The on-orbit assembly is an appealing method to build large space structures. To improve the assembly efficiency, each module trends towards a flexible one. How to account for the nonlinear rigid-flexible dynamics is still an open problem during the assembly mission. This paper presents the dynamics modeling, path planning and controller design for the autonomous assembly of multiple flexible spacecraft. Both the one-by-one and simultaneous assembly scenarios are considered. The assumed modes method is adopted to describe the nonlinear dynamic behaviors of the spacecraft equipped with six flexible appendages. The input shaping technique is used to shape the trajectory planned by the RRT* algorithm to reduce the vibrations of flexible appendages caused by the trajectory tracking for each spacecraft. To avoid collisions among the spacecraft in the team and obstacles, a PD controller together with collision avoidance forces is proposed to drive the spacecraft to track their desired trajectories. Finally, some numerical results are presented to show the effectiveness of the developed path planning algorithm and controller design method. The main major finding of this paper is that the introduction of input shaping technique can reduce the vibration caused by the collision-free trajectory from the RRT* algorithm in assembly mission.

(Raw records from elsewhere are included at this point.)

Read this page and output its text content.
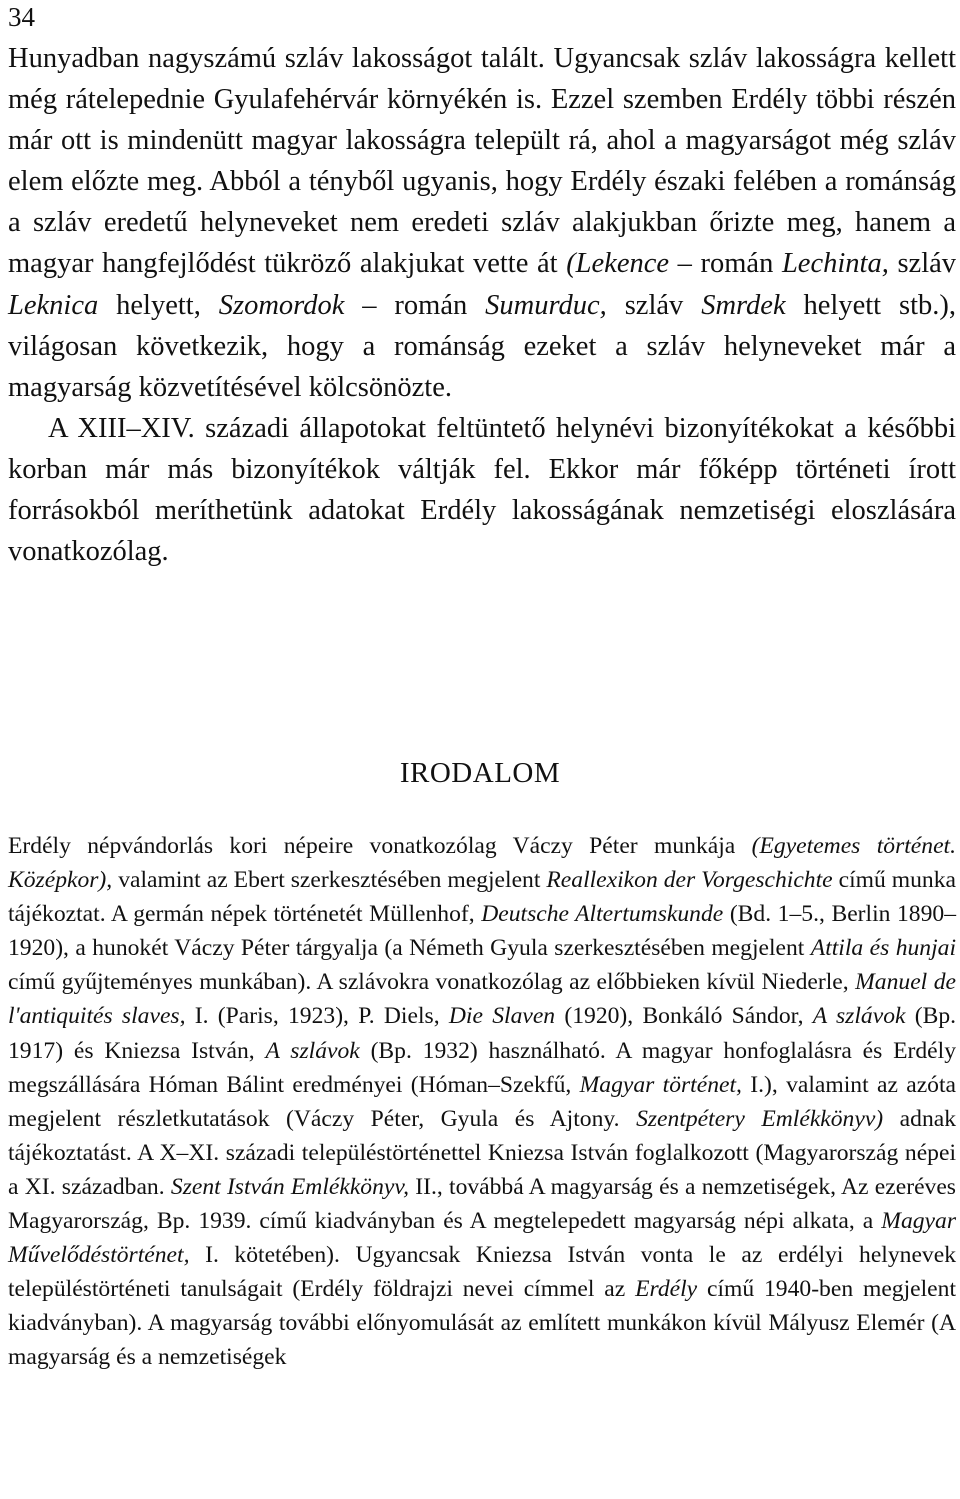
34

Hunyadban nagyszámú szláv lakosságot talált. Ugyancsak szláv lakosságra kellett még rátelepednie Gyulafehérvár környékén is. Ezzel szemben Erdély többi részén már ott is mindenütt magyar lakosságra települt rá, ahol a magyarságot még szláv elem előzte meg. Abból a tényből ugyanis, hogy Erdély északi felében a románság a szláv eredetű helyneveket nem eredeti szláv alakjukban őrizte meg, hanem a magyar hangfejlődést tükröző alakjukat vette át (Lekence – román Lechinta, szláv Leknica helyett, Szomordok – román Sumurduc, szláv Smrdek helyett stb.), világosan következik, hogy a románság ezeket a szláv helyneveket már a magyarság közvetítésével kölcsönözte.

A XIII–XIV. századi állapotokat feltüntető helynévi bizonyítékokat a későbbi korban már más bizonyítékok váltják fel. Ekkor már főképp történeti írott forrásokból meríthetünk adatokat Erdély lakosságának nemzetiségi eloszlására vonatkozólag.

IRODALOM

Erdély népvándorlás kori népeire vonatkozólag Váczy Péter munkája (Egyetemes történet. Középkor), valamint az Ebert szerkesztésében megjelent Reallexikon der Vorgeschichte című munka tájékoztat. A germán népek történetét Müllenhof, Deutsche Altertumskunde (Bd. 1–5., Berlin 1890–1920), a hunokét Váczy Péter tárgyalja (a Németh Gyula szerkesztésében megjelent Attila és hunjai című gyűjteményes munkában). A szlávokra vonatkozólag az előbbieken kívül Niederle, Manuel de l'antiquités slaves, I. (Paris, 1923), P. Diels, Die Slaven (1920), Bonkáló Sándor, A szlávok (Bp. 1917) és Kniezsa István, A szlávok (Bp. 1932) használható. A magyar honfoglalásra és Erdély megszállására Hóman Bálint eredményei (Hóman–Szekfű, Magyar történet, I.), valamint az azóta megjelent részletkutatások (Váczy Péter, Gyula és Ajtony. Szentpétery Emlékkönyv) adnak tájékoztatást. A X–XI. századi településtörténettel Kniezsa István foglalkozott (Magyarország népei a XI. században. Szent István Emlékkönyv, II., továbbá A magyarság és a nemzetiségek, Az ezeréves Magyarország, Bp. 1939. című kiadványban és A megtelepedett magyarság népi alkata, a Magyar Művelődéstörténet, I. kötetében). Ugyancsak Kniezsa István vonta le az erdélyi helynevek településtörténeti tanulságait (Erdély földrajzi nevei címmel az Erdély című 1940-ben megjelent kiadványban). A magyarság további előnyomulását az említett munkákon kívül Mályusz Elemér (A magyarság és a nemzetiségek
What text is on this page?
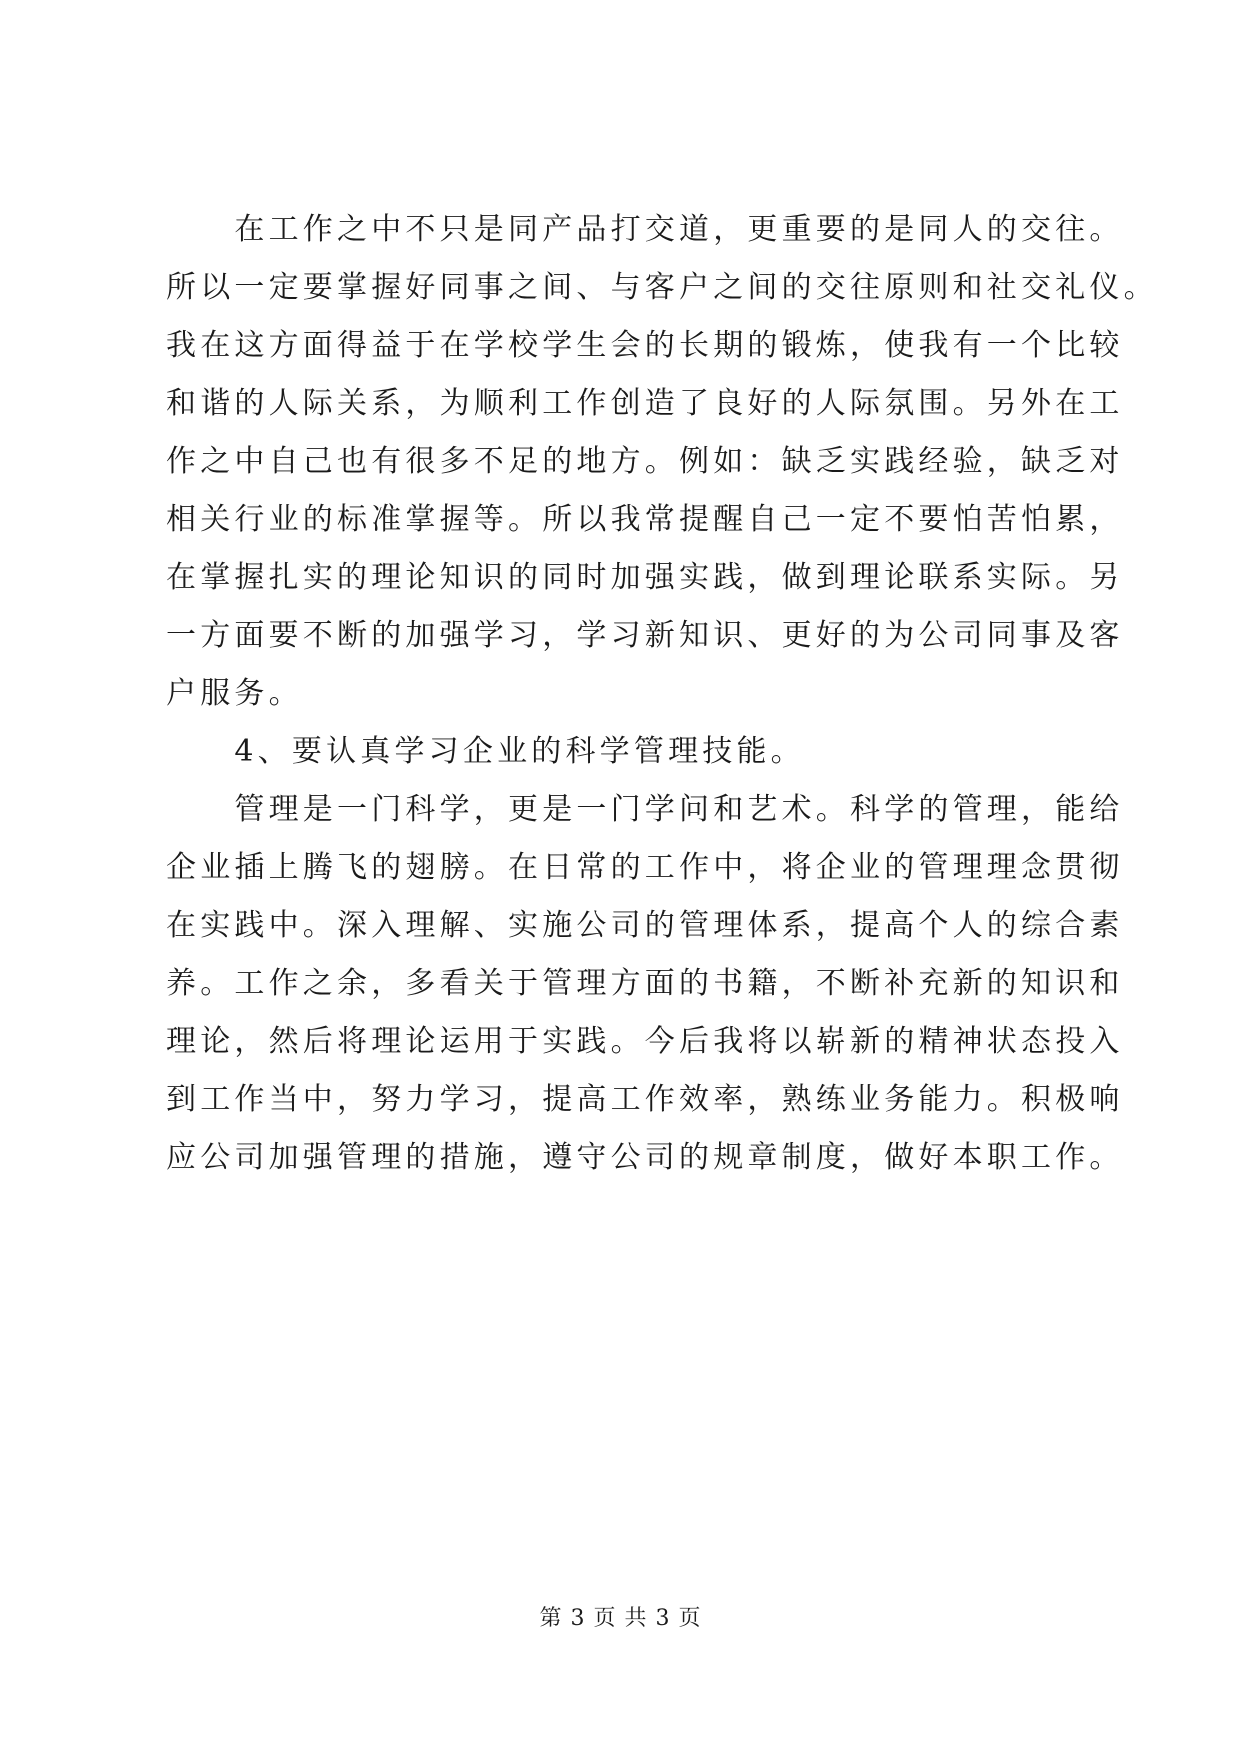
　　在工作之中不只是同产品打交道，更重要的是同人的交往。
所以一定要掌握好同事之间、与客户之间的交往原则和社交礼仪。
我在这方面得益于在学校学生会的长期的锻炼，使我有一个比较
和谐的人际关系，为顺利工作创造了良好的人际氛围。另外在工
作之中自己也有很多不足的地方。例如：缺乏实践经验，缺乏对
相关行业的标准掌握等。所以我常提醒自己一定不要怕苦怕累，
在掌握扎实的理论知识的同时加强实践，做到理论联系实际。另
一方面要不断的加强学习，学习新知识、更好的为公司同事及客
户服务。
　　4、要认真学习企业的科学管理技能。
　　管理是一门科学，更是一门学问和艺术。科学的管理，能给
企业插上腾飞的翅膀。在日常的工作中，将企业的管理理念贯彻
在实践中。深入理解、实施公司的管理体系，提高个人的综合素
养。工作之余，多看关于管理方面的书籍，不断补充新的知识和
理论，然后将理论运用于实践。今后我将以崭新的精神状态投入
到工作当中，努力学习，提高工作效率，熟练业务能力。积极响
应公司加强管理的措施，遵守公司的规章制度，做好本职工作。
第 3 页 共 3 页
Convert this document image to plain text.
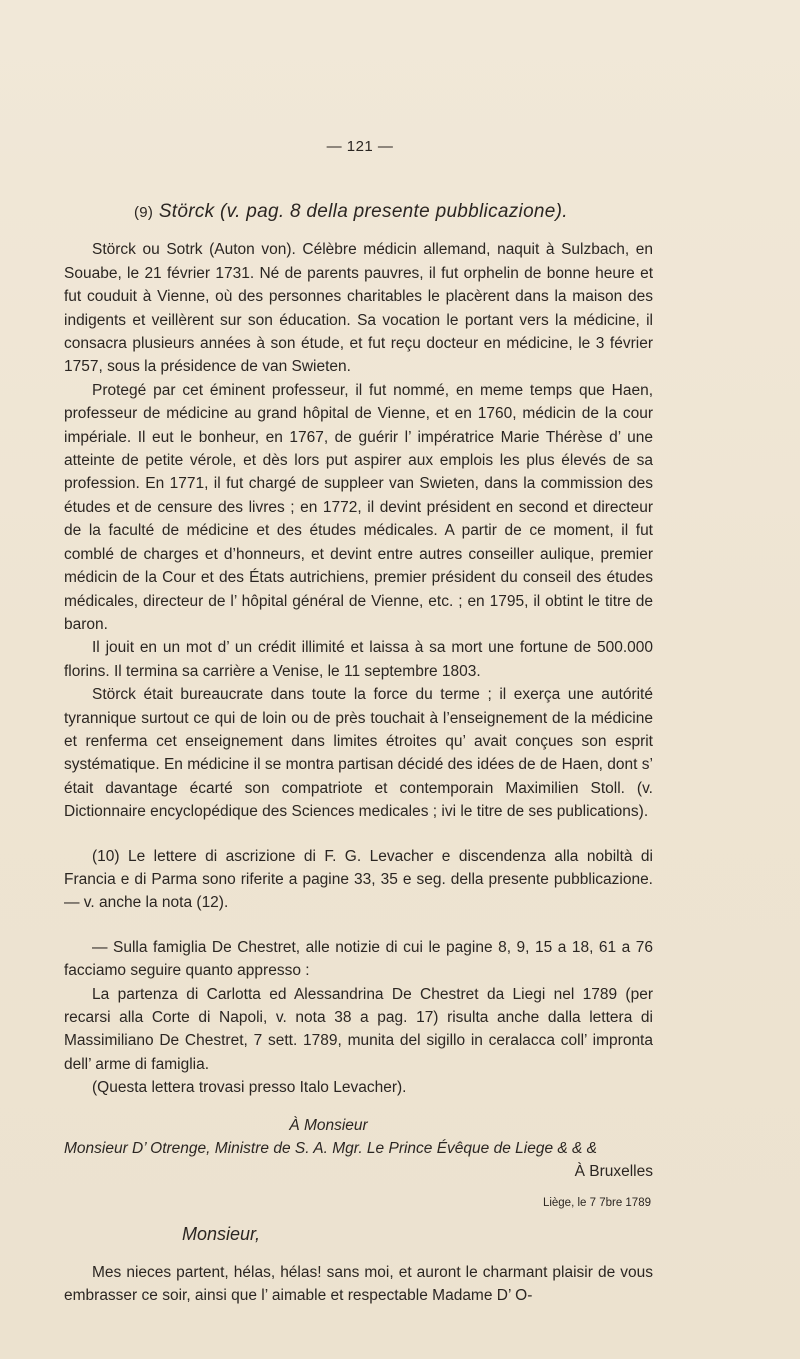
— 121 —
(9) Störck (v. pag. 8 della presente pubblicazione).

Störck ou Sotrk (Auton von). Célèbre médicin allemand, naquit à Sulzbach, en Souabe, le 21 février 1731. Né de parents pauvres, il fut orphelin de bonne heure et fut couduit à Vienne, où des personnes charitables le placèrent dans la maison des indigents et veillèrent sur son éducation. Sa vocation le portant vers la médicine, il consacra plusieurs années à son étude, et fut reçu docteur en médicine, le 3 février 1757, sous la présidence de van Swieten.

Protegé par cet éminent professeur, il fut nommé, en meme temps que Haen, professeur de médicine au grand hôpital de Vienne, et en 1760, médicin de la cour impériale. Il eut le bonheur, en 1767, de guérir l’ impératrice Marie Thérèse d’ une atteinte de petite vérole, et dès lors put aspirer aux emplois les plus élevés de sa profession. En 1771, il fut chargé de suppleer van Swieten, dans la commission des études et de censure des livres ; en 1772, il devint président en second et directeur de la faculté de médicine et des études médicales. A partir de ce moment, il fut comblé de charges et d’honneurs, et devint entre autres conseiller aulique, premier médicin de la Cour et des États autrichiens, premier président du conseil des études médicales, directeur de l’ hôpital général de Vienne, etc. ; en 1795, il obtint le titre de baron.

Il jouit en un mot d’ un crédit illimité et laissa à sa mort une fortune de 500.000 florins. Il termina sa carrière a Venise, le 11 septembre 1803.

Störck était bureaucrate dans toute la force du terme ; il exerça une autórité tyrannique surtout ce qui de loin ou de près touchait à l’enseignement de la médicine et renferma cet enseignement dans limites étroites qu’ avait conçues son esprit systématique. En médicine il se montra partisan décidé des idées de de Haen, dont s’ était davantage écarté son compatriote et contemporain Maximilien Stoll. (v. Dictionnaire encyclopédique des Sciences medicales ; ivi le titre de ses publications).

(10) Le lettere di ascrizione di F. G. Levacher e discendenza alla nobiltà di Francia e di Parma sono riferite a pagine 33, 35 e seg. della presente pubblicazione. — v. anche la nota (12).

— Sulla famiglia De Chestret, alle notizie di cui le pagine 8, 9, 15 a 18, 61 a 76 facciamo seguire quanto appresso :

La partenza di Carlotta ed Alessandrina De Chestret da Liegi nel 1789 (per recarsi alla Corte di Napoli, v. nota 38 a pag. 17) risulta anche dalla lettera di Massimiliano De Chestret, 7 sett. 1789, munita del sigillo in ceralacca coll’ impronta dell’ arme di famiglia.

(Questa lettera trovasi presso Italo Levacher).

À Monsieur
Monsieur D’ Otrenge, Ministre de S. A. Mgr. Le Prince Évêque de Liege & & &
À Bruxelles
Liège, le 7 7bre 1789
Monsieur,

Mes nieces partent, hélas, hélas! sans moi, et auront le charmant plaisir de vous embrasser ce soir, ainsi que l’ aimable et respectable Madame D’ O-
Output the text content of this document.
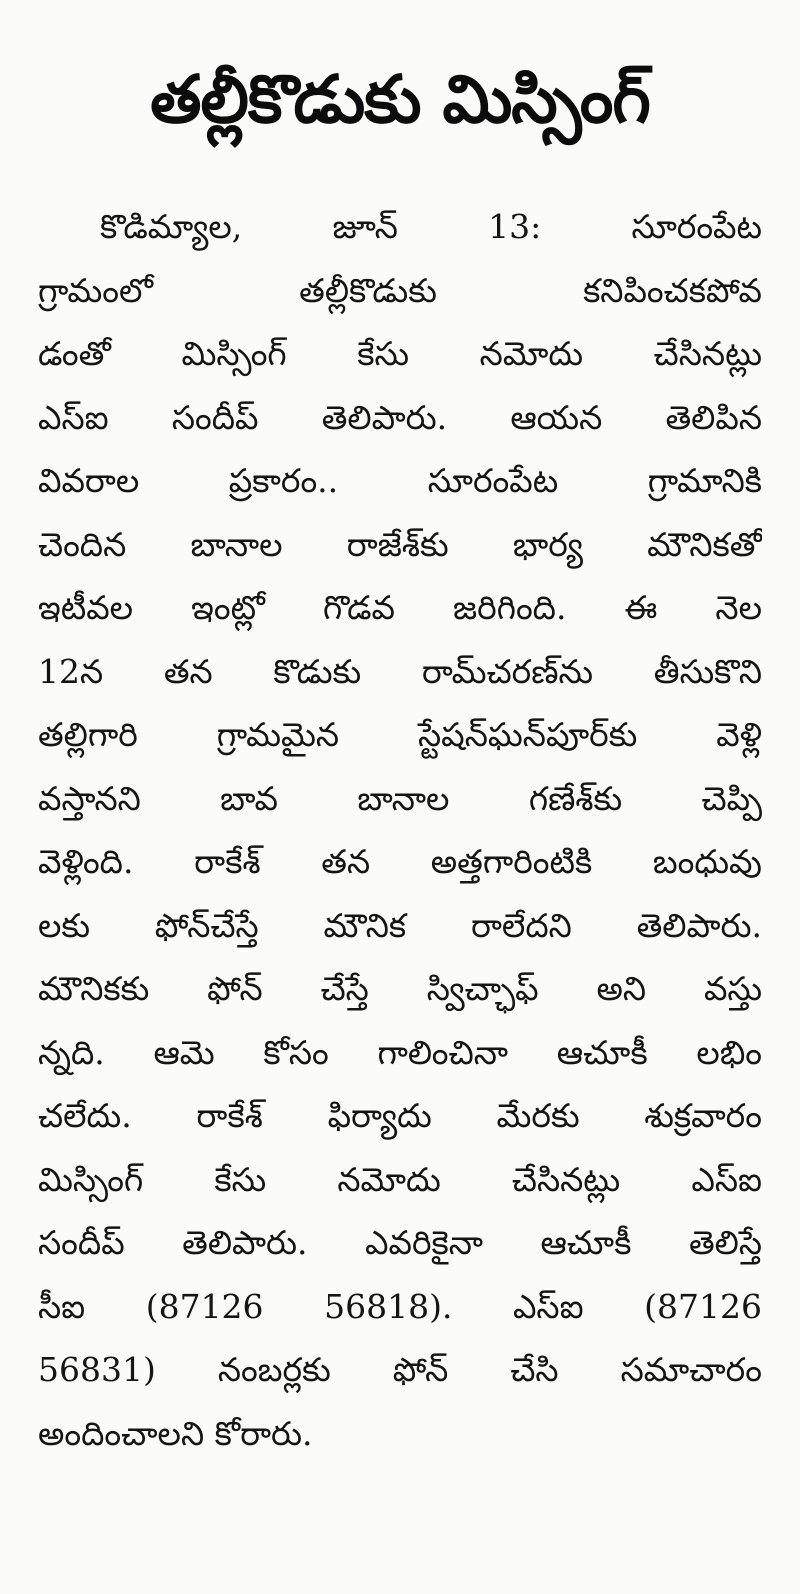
తల్లీకొడుకు మిస్సింగ్
కొడిమ్యాల, జూన్ 13: సూరంపేట
గ్రామంలో తల్లీకొడుకు కనిపించకపోవ
డంతో మిస్సింగ్ కేసు నమోదు చేసినట్లు
ఎస్ఐ సందీప్ తెలిపారు. ఆయన తెలిపిన
వివరాల ప్రకారం.. సూరంపేట గ్రామానికి
చెందిన బానాల రాజేశ్‌కు భార్య మౌనికతో
ఇటీవల ఇంట్లో గొడవ జరిగింది. ఈ నెల
12న తన కొడుకు రామ్‌చరణ్‌ను తీసుకొని
తల్లిగారి గ్రామమైన స్టేషన్‌ఘన్‌పూర్‌కు వెళ్లి
వస్తానని బావ బానాల గణేశ్‌కు చెప్పి
వెళ్లింది. రాకేశ్ తన అత్తగారింటికి బంధువు
లకు ఫోన్‌చేస్తే మౌనిక రాలేదని తెలిపారు.
మౌనికకు ఫోన్ చేస్తే స్విచ్ఛాఫ్ అని వస్తు
న్నది. ఆమె కోసం గాలించినా ఆచూకీ లభిం
చలేదు. రాకేశ్ ఫిర్యాదు మేరకు శుక్రవారం
మిస్సింగ్ కేసు నమోదు చేసినట్లు ఎస్ఐ
సందీప్ తెలిపారు. ఎవరికైనా ఆచూకీ తెలిస్తే
సీఐ (87126 56818). ఎస్ఐ (87126
56831) నంబర్లకు ఫోన్ చేసి సమాచారం
అందించాలని కోరారు.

Data Availability Statement

The datasets generated during and/or analyzed during the current study are proprietary and thus not publicly available, but any data appearing in the present work are available from the author upon reasonable request.

Appendices

Appendix

A Detailed Expressions of M\(_2\)

The nonzero elements of \(\varvec{M}_2 \in {\mathbb {R}}^{6\times 24}\) are as follows:

\(\varvec{M}_{2,(1,9)} = c_1\), \(\varvec{M}_{2,(1,10)} = c_2\), \(\varvec{M}_{2,(1,13)} = -c_1\), \(\varvec{M}_{2,(1,14)} = -c_2\), \(\varvec{M}_{2,(1,17)} = c_1\), \(\varvec{M}_{2,(1,18)} = c_2\), \(\varvec{M}_{2,(1,21)} = -c_1\), \(\varvec{M}_{2,(1,22)} = -c_2\), \(\varvec{M}_{2,(2,1)} = c_1\), \(\varvec{M}_{2,(2,2)} = c_2\), \(\varvec{M}_{2,(2,5)} = -c_1\), \(\varvec{M}_{2,(2,6)} = -c_2\), \(\varvec{M}_{2,(2,19)} = c_1\), \(\varvec{M}_{2,(2,20)} = c_2\), \(\varvec{M}_{2,(2,23)} = -c_1\), \(\varvec{M}_{2,(2,24)} = -c_2\), \(\varvec{M}_{2,(3,3)} = c_1\), \(\varvec{M}_{2,(3,4)} = c_2\), \(\varvec{M}_{2,(3,7)} = -c_1\), \(\varvec{M}_{2,(3,8)} =- c_2\), \(\varvec{M}_{2,(3,11)} = c_1\), \(\varvec{M}_{2,(3,12)} = c_2\), \(\varvec{M}_{2,(3,15)} = -c_1\), \(\varvec{M}_{2,(3,16)} =- c_2\), \(\varvec{M}_{2,(4,11)} = c_3\), \(\varvec{M}_{2,(4,12)} = c_4\), \(\varvec{M}_{2,(4,15)} = c_3\), \(\varvec{M}_{2,(4,16)} = c_4\), \(\varvec{M}_{2,(4,19)} = -c_3\), \(\varvec{M}_{2,(4,20)} = -c_4\), \(\varvec{M}_{2,(4,23)} = -c_3\), \(\varvec{M}_{2,(4,24)} = -c_4\), \(\varvec{M}_{2,(5,3)} = -c_3\), \(\varvec{M}_{2,(5,4)} = -c_4\), \(\varvec{M}_{2,(5,7)} = -c_3\), \(\varvec{M}_{2,(5,8)} = -c_4\), \(\varvec{M}_{2,(5,17)} = c_3\), \(\varvec{M}_{2,(5,18)} = c_4\), \(\varvec{M}_{2,(5,21)} = c_3\), \(\varvec{M}_{2,(5,22)} = c_4\), \(\varvec{M}_{2,(6,1)} = c_3\), \(\varvec{M}_{2,(6,2)} = c_4\), \(\varvec{M}_{2,(6,5)} = c_3\), \(\varvec{M}_{2,(6,6)} = c_4\), \(\varvec{M}_{2,(6,9)} = -c_3\), \(\varvec{M}_{2,(6,10)} = -c_4\), \(\varvec{M}_{2,(6,13)} = -c_3\), \(\varvec{M}_{2,(6,14)} = -c_4\), where \( c_1 = \rho \int _{0}^{l} \varPhi _1(x) dx\), \( c_2 = \rho \int _{0}^{l} \varPhi _1(x) dx\), \(c_3 = \rho r \int _{0}^{l} \varPhi _1(x) dx+ \rho \int _{0}^{l} x \varPhi _1(x) dx\) and \(c_4 = \rho r \int _{0}^{l} \varPhi _2(x) dx+ \rho \int _{0}^{l} x \varPhi _2(x) dx\).